Our brunch platter is anchored by ham, eggs and Tesse Ranch. Just add any veggies, fruit, or bread you have on hand to make it into a meal!
What you need
6 large eggs, best quality
2 pounds fresh asparagus, trimmed (see note)
1 head Bibb lettuce
4 mini cucumbers, sliced
1 avocado, halved and sliced
1 pint raspberries
1 pint blackberries
½ quart strawberries
4 ounces thinly sliced prosciutto
8 ounces thinly sliced ham (we like Penderson’s)

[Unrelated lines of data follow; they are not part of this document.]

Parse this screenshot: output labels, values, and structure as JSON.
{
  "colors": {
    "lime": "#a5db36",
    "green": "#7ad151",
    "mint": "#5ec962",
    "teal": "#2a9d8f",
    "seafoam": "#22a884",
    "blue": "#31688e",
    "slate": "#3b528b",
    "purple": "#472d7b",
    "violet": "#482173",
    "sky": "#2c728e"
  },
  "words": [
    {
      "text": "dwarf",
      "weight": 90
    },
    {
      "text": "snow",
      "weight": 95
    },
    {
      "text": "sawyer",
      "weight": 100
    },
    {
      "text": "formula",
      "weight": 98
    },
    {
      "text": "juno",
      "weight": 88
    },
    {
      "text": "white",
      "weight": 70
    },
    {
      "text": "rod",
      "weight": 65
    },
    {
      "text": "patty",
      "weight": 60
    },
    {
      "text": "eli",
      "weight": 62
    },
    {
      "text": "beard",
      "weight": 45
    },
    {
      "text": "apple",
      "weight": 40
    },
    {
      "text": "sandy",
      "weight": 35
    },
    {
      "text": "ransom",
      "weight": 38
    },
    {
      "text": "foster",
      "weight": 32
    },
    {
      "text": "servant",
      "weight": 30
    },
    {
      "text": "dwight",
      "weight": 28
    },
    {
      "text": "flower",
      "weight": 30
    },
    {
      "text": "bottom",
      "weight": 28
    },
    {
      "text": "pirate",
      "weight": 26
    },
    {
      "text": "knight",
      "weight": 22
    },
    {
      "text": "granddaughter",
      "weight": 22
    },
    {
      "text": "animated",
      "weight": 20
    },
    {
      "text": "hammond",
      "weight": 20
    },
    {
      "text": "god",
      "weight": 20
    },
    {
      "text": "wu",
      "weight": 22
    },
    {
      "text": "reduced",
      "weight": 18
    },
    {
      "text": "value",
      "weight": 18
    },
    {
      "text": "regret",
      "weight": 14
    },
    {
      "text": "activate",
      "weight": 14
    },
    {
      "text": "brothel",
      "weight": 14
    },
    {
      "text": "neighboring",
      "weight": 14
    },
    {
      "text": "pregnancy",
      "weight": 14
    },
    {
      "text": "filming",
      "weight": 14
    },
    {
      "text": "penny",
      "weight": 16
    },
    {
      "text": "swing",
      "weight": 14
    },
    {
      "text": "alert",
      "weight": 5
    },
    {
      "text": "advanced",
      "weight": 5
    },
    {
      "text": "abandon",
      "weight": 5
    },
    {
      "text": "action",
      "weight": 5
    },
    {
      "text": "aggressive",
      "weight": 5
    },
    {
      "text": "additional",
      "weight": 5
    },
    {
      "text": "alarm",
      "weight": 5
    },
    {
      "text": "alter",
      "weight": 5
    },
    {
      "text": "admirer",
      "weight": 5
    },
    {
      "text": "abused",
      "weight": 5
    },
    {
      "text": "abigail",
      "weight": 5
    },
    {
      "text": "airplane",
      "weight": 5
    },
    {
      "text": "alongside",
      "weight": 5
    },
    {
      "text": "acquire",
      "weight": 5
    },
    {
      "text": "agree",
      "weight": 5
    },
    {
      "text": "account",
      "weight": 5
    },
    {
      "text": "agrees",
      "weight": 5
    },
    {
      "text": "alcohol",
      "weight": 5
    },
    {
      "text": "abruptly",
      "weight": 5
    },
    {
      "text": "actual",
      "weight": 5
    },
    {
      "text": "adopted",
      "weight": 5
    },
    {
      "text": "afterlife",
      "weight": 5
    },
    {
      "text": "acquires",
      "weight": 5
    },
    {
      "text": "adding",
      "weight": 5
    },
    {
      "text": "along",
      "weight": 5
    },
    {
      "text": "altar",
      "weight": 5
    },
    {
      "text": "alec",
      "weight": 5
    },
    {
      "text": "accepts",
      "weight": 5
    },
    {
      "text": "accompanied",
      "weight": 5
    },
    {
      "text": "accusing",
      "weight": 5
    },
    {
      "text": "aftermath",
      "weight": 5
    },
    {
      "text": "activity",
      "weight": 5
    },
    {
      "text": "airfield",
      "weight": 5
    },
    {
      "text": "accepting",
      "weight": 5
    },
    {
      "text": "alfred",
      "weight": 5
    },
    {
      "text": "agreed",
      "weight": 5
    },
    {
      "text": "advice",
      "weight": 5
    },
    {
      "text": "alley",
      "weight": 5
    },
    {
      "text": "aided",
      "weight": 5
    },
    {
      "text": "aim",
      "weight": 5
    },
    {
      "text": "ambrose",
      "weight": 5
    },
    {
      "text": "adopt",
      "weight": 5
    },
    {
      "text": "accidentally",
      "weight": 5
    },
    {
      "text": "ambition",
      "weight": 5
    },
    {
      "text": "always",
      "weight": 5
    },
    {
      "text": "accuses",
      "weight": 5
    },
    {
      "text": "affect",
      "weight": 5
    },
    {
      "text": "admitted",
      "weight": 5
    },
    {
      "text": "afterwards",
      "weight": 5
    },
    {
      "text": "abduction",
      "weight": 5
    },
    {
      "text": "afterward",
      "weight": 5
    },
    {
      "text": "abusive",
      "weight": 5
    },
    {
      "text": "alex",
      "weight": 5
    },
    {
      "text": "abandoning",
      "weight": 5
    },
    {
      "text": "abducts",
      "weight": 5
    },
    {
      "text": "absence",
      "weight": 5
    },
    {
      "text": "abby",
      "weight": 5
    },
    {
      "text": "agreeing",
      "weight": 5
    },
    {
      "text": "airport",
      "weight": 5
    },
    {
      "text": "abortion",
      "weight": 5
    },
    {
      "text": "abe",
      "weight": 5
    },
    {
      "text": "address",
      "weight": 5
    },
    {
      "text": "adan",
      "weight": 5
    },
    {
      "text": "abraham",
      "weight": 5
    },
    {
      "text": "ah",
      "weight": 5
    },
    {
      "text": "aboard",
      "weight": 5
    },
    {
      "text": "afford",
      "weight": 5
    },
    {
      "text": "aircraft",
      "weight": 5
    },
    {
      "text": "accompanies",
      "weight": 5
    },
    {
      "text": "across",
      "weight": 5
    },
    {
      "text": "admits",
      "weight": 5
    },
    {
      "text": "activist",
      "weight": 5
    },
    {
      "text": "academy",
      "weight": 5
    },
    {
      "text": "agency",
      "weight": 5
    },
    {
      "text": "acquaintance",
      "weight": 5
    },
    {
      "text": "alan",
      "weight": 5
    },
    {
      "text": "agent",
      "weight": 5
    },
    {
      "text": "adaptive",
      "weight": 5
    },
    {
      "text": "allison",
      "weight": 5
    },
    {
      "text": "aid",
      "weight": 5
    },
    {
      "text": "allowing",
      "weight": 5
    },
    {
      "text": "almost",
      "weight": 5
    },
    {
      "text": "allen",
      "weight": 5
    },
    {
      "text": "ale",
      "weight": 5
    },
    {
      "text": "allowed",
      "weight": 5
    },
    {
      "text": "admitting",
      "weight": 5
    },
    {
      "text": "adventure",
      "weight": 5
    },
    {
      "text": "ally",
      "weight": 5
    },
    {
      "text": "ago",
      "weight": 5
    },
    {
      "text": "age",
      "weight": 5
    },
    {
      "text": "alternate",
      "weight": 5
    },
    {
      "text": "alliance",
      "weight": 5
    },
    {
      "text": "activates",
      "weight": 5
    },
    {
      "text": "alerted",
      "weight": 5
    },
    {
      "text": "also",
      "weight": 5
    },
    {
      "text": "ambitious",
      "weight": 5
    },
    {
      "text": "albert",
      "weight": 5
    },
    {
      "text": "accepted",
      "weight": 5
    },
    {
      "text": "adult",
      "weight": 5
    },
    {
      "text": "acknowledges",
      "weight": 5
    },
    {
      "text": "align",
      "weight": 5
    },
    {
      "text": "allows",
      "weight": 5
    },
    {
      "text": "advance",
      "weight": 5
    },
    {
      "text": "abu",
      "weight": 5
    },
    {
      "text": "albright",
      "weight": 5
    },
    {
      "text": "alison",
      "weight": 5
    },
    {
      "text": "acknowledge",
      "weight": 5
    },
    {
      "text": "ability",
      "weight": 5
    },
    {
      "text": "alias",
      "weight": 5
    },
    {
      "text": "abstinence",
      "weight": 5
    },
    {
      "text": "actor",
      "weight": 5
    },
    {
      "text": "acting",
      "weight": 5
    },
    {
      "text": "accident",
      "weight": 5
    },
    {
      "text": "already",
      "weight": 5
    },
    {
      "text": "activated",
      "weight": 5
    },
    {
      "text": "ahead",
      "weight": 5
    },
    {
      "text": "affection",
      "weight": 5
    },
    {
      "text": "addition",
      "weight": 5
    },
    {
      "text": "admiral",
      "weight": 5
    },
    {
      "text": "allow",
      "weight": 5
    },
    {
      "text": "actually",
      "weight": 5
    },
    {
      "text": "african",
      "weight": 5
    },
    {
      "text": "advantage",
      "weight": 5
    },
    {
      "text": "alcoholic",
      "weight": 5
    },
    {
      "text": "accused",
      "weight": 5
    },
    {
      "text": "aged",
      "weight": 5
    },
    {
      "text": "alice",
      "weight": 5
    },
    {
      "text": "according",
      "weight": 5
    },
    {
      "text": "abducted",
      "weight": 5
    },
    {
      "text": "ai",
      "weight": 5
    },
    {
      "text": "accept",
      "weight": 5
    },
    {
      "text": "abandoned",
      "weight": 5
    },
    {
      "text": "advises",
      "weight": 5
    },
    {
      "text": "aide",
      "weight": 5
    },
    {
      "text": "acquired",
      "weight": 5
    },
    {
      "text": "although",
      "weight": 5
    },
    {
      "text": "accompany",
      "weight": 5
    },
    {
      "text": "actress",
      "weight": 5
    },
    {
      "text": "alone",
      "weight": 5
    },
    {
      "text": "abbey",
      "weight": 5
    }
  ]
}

Tessemae’s Creamy Ranch, Avocado Ranch, and Habanero Ranch
coarse salt and freshly ground black pepper
What you do
Note: For thicker asparagus, like this purple asparagus we found at the market, we trim just the tough ends and then peel halfway up the stalk with a vegetable peeler. This way you don’t have to trim away half of your asparagus or get woody tough bits while you eat.
- Bring a large saucepan of water to a boil; reduce heat to medium high. Carefully lower eggs into the boiling water and cook for 6 minutes 15 seconds. Immediately transfer eggs to a bowl of ice water; set aside. (Drain and refrigerate up to 3 days.)
- Fill the pan with water again and bring to a boil. Salt the water. Add half of the asparagus and cook until bright green, 1 minute. Immediately transfer asparagus to a bowl of ice water; set aside. Repeat with remaining asparagus. (Drain and refrigerate up to 1 day.)
- Arrange all of the ingredients on a large platter and serve!